Our recent campaigns crushed Facebook ad KPIs. Here’s how we did it.
Facebook can be an interesting challenge for traditional marketers, or agencies with more traditional clients – ones that are used to seeing the physical evidence of their marketing efforts. Though the traditional vs. digital debate will probably rage for a few more years at least, one way in which digital definitely trumps traditional efforts is that the results of traditional marketing are not easily measurable, when in fact they are measurable at all.
Digital marketing, on the other hand, provides many figures for marketers to dig their teeth into. Such as the ability to compare the key performance indicators (KPIs) of your campaign against an industry-specific benchmark.
As with many other things, Facebook is disappointingly mum about ‘official’ average cost-per-click (CPC) and click-through rate (CTR), but our strategic partner, PPC software company WordStream, has released benchmarks for 18 specific verticals, based on Facebook advertising data collected from November 2016 through January 2017 for 256 US-based WordStream clients.
Working with one of our longstanding clients, we had the pleasure of spearheading their first all-digital property development launch late last year – a bold step in a new direction for a company that’s been in the real estate industry for more than 40 years, and is more comfortable with billboards and press campaigns than Facebook ads and remarketing campaigns.
Across all industries, the FB benchmark CTR (click-through rate) is 0.90%.
Though some industries achieve a much higher average CTR, the real estate industry achieves an average of slightly above the norm, at 0.99%
Our campaign, which ran from September to the end of December 2017, achieved an average CTR of 1.98%.
And during the final leg of the campaign, we were able to push this CTR to over 4%!
At the same time, our cost-per-click (CPC) of only R2,08 was dramatically lower than the benchmark of R20,20 across all industries – and R21,26 in the real estate sector.
So how did we almost double the industry CTR?
While achieving clicks at 10% of the industry cost?

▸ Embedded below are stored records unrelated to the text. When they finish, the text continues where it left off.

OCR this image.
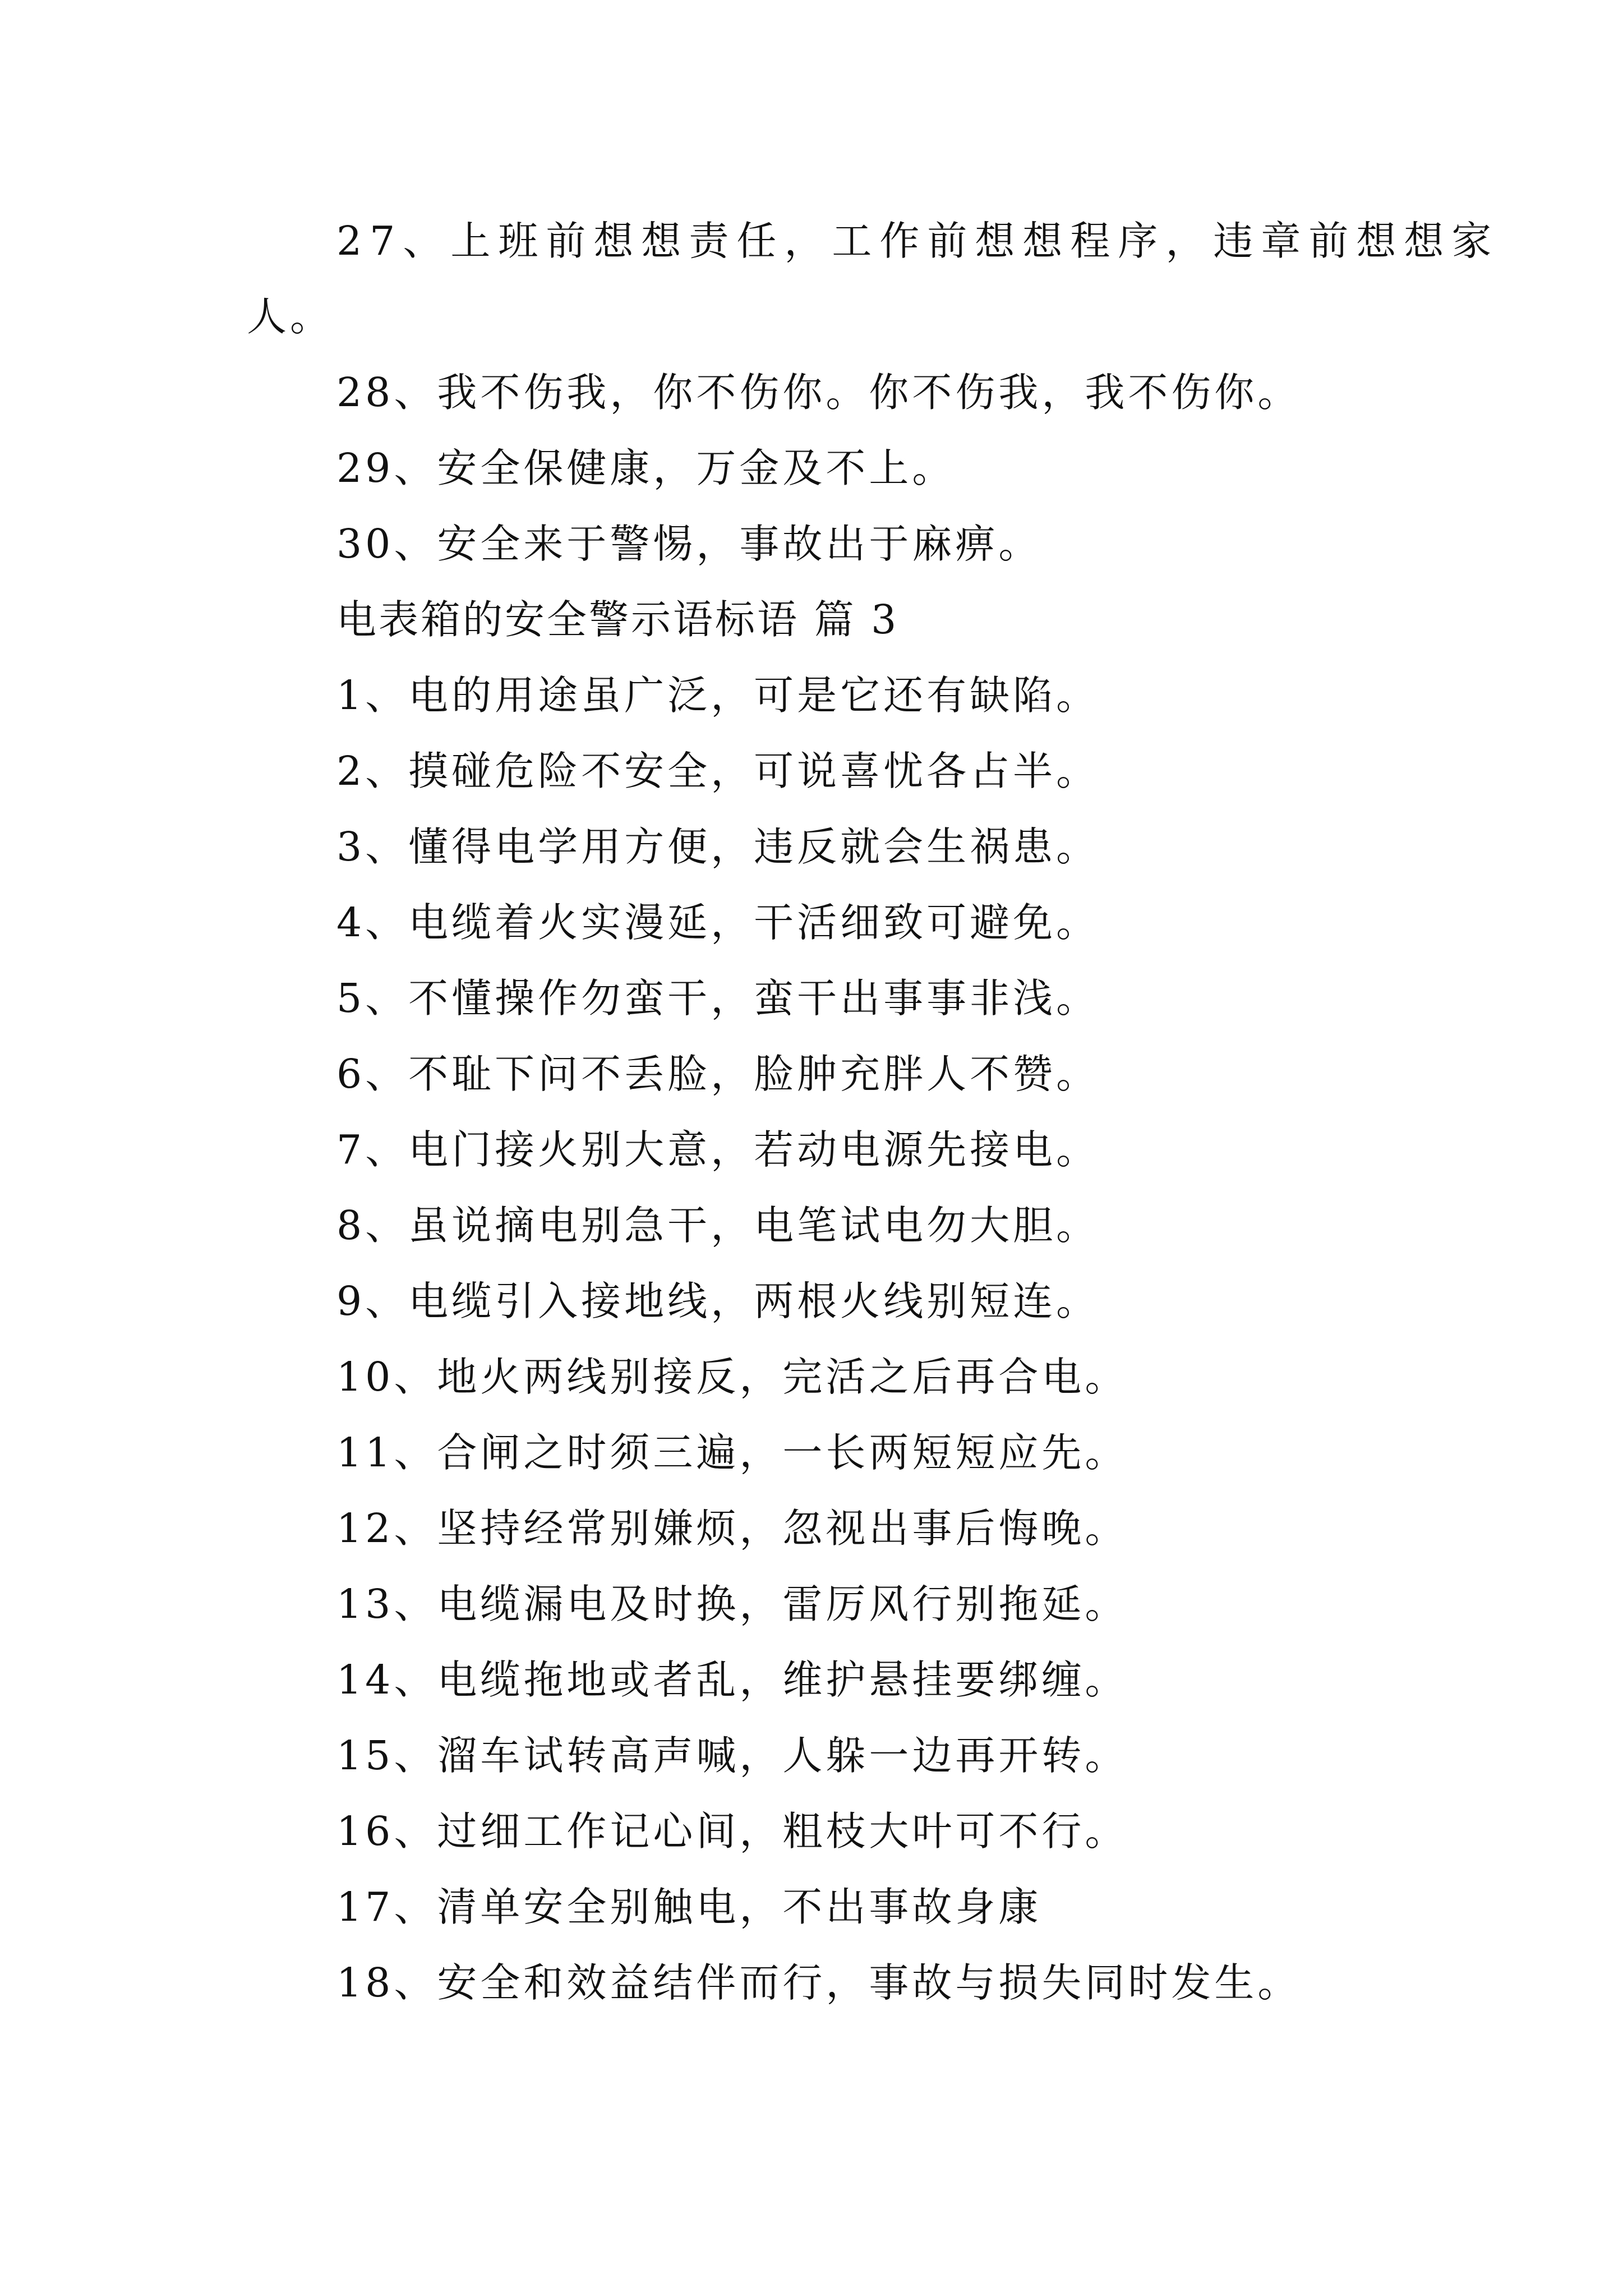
27、上班前想想责任，工作前想想程序，违章前想想家
人。
28、我不伤我，你不伤你。你不伤我，我不伤你。
29、安全保健康，万金及不上。
30、安全来于警惕，事故出于麻痹。
电表箱的安全警示语标语 篇 3
1、电的用途虽广泛，可是它还有缺陷。
2、摸碰危险不安全，可说喜忧各占半。
3、懂得电学用方便，违反就会生祸患。
4、电缆着火实漫延，干活细致可避免。
5、不懂操作勿蛮干，蛮干出事事非浅。
6、不耻下问不丢脸，脸肿充胖人不赞。
7、电门接火别大意，若动电源先接电。
8、虽说摘电别急干，电笔试电勿大胆。
9、电缆引入接地线，两根火线别短连。
10、地火两线别接反，完活之后再合电。
11、合闸之时须三遍，一长两短短应先。
12、坚持经常别嫌烦，忽视出事后悔晚。
13、电缆漏电及时换，雷厉风行别拖延。
14、电缆拖地或者乱，维护悬挂要绑缠。
15、溜车试转高声喊，人躲一边再开转。
16、过细工作记心间，粗枝大叶可不行。
17、清单安全别触电，不出事故身康
18、安全和效益结伴而行，事故与损失同时发生。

Unfortunately there’s no silver bullet, but by careful campaign monitoring, constant optimisation and granular adjustments we were able to push the CTR up progressively during the course of the campaign. Specific techniques in this nano kaizen program included:
- making use of ongoing A/B split tests
- implementing lookalike audiences
- changing up creative
- adjusting bidding strategy at strategic intervals.
We carried these lessons through to our next two campaigns for this client in early 2018, where our CPC remained low at R2,26 and R2,19, but our average CTR through both campaigns was much higher, at 2,72% and 2,55% respectively – with some creative executions reaching as high as 5%!
Which illustrates another profound difference between traditional and digital advertising: the ability to test, finetune and optimize a campaign on the fly, progressively lowering costs and increasing efficiency in the course of a few weeks.
You can’t do that with a billboard campaign!